Suwałki
Drugi charytatywny kiermasz na rzecz chorego Rafałka odbył się w niedzielę (21.03) w Suwałkach. Przy kościele pod wezwaniem św. Kazimierza Królewicza ustawił się stragan ze słodkościami i potrawami regionalnymi. Chętni mogli kupić domowe wypieki, chleby, kartacze oraz wielkanocne ozdoby. Wszystko w szczytnym celu. Pieniądze zebrane podczas kiermaszu zostaną przekazane na leczenie chorego Rafałka z Suwałk. U chłopca kilka miesięcy temu zdiagnozowano guza mózgu. Malec ma już za sobą dwie operacje. Niestety przestał mówić, chodzić, siadać, stracił władzę w lewej rączce.

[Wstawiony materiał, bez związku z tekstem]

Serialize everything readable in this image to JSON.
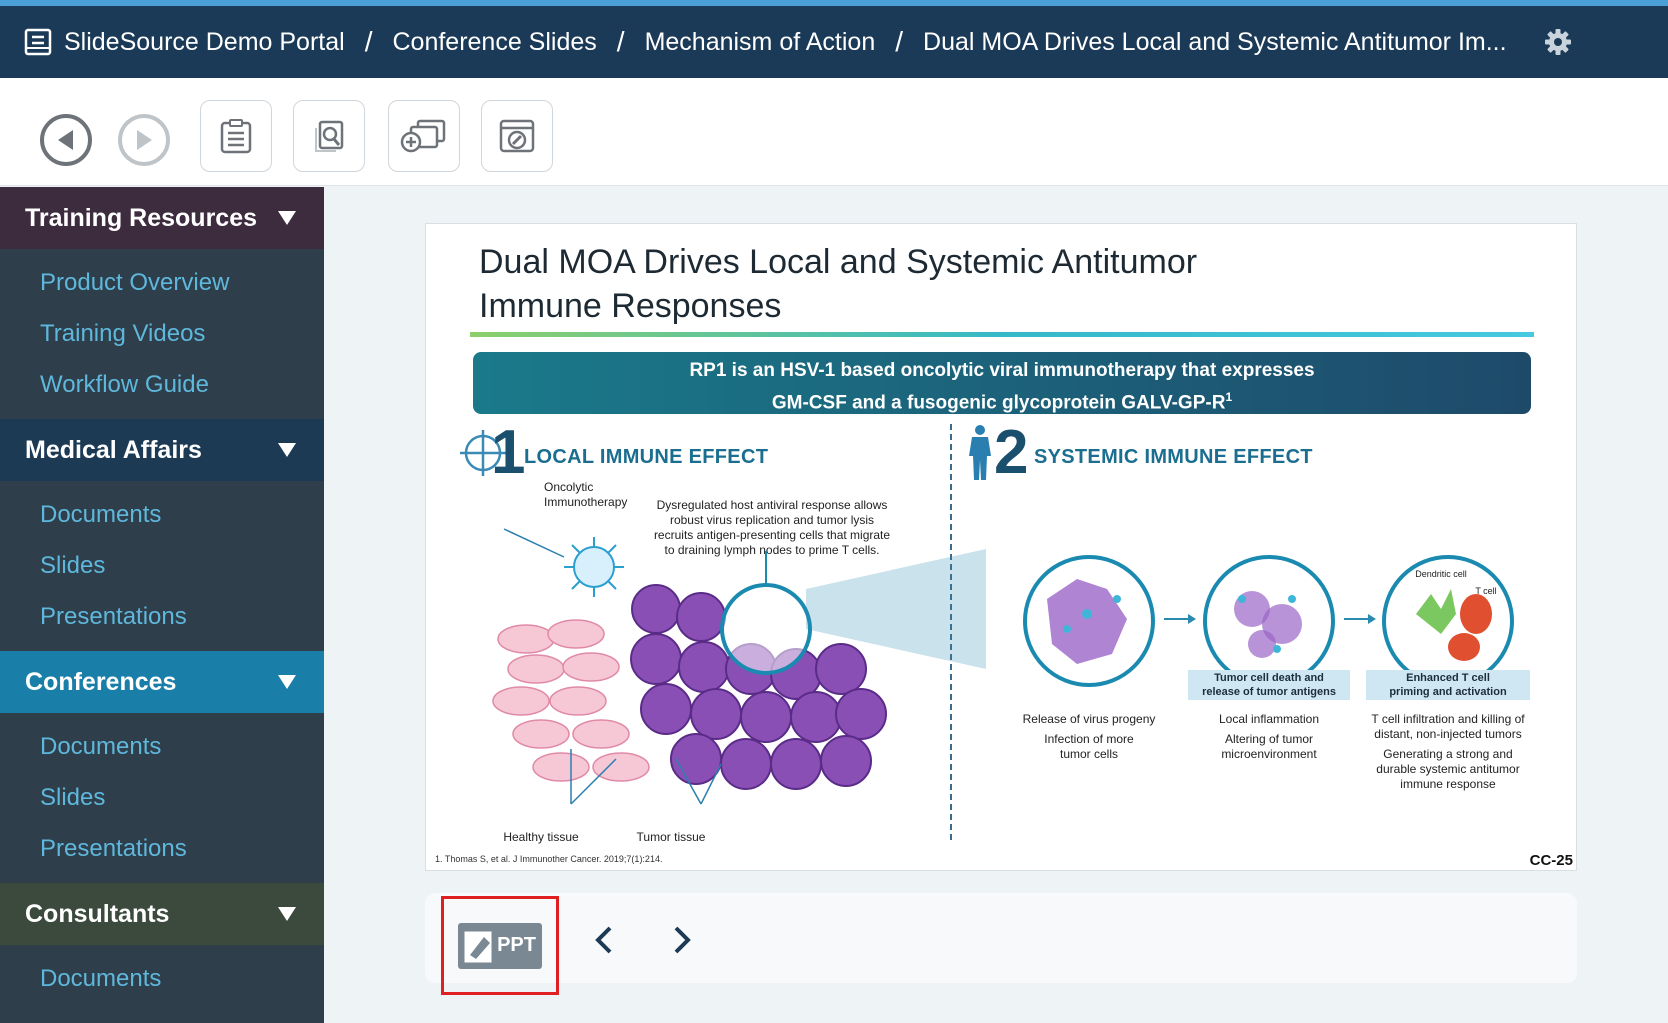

Rodzice chłopca robią, co mogą, aby przywrócić mu dotychczasową sprawność. Do tego potrzebna jest jednak wielomiesięczna, kosztowna rehabilitacja. Anna Kumiszcza, prezes fundacji Diarice, której podopiecznym jest chłopiec, dziękowała suwalczanom za okazaną pomoc. Jak dodała, Rafałek czuje się już lepiej.
Osób, które chciały pomóc choremu chłopczykowi nie brakowało. Wśród nich była między innymi pani Joanna, której dziecko też wymaga rehabilitacji. – Pomagamy, aby Rafałek, jak najszybciej stanął na nogi – powiedziała.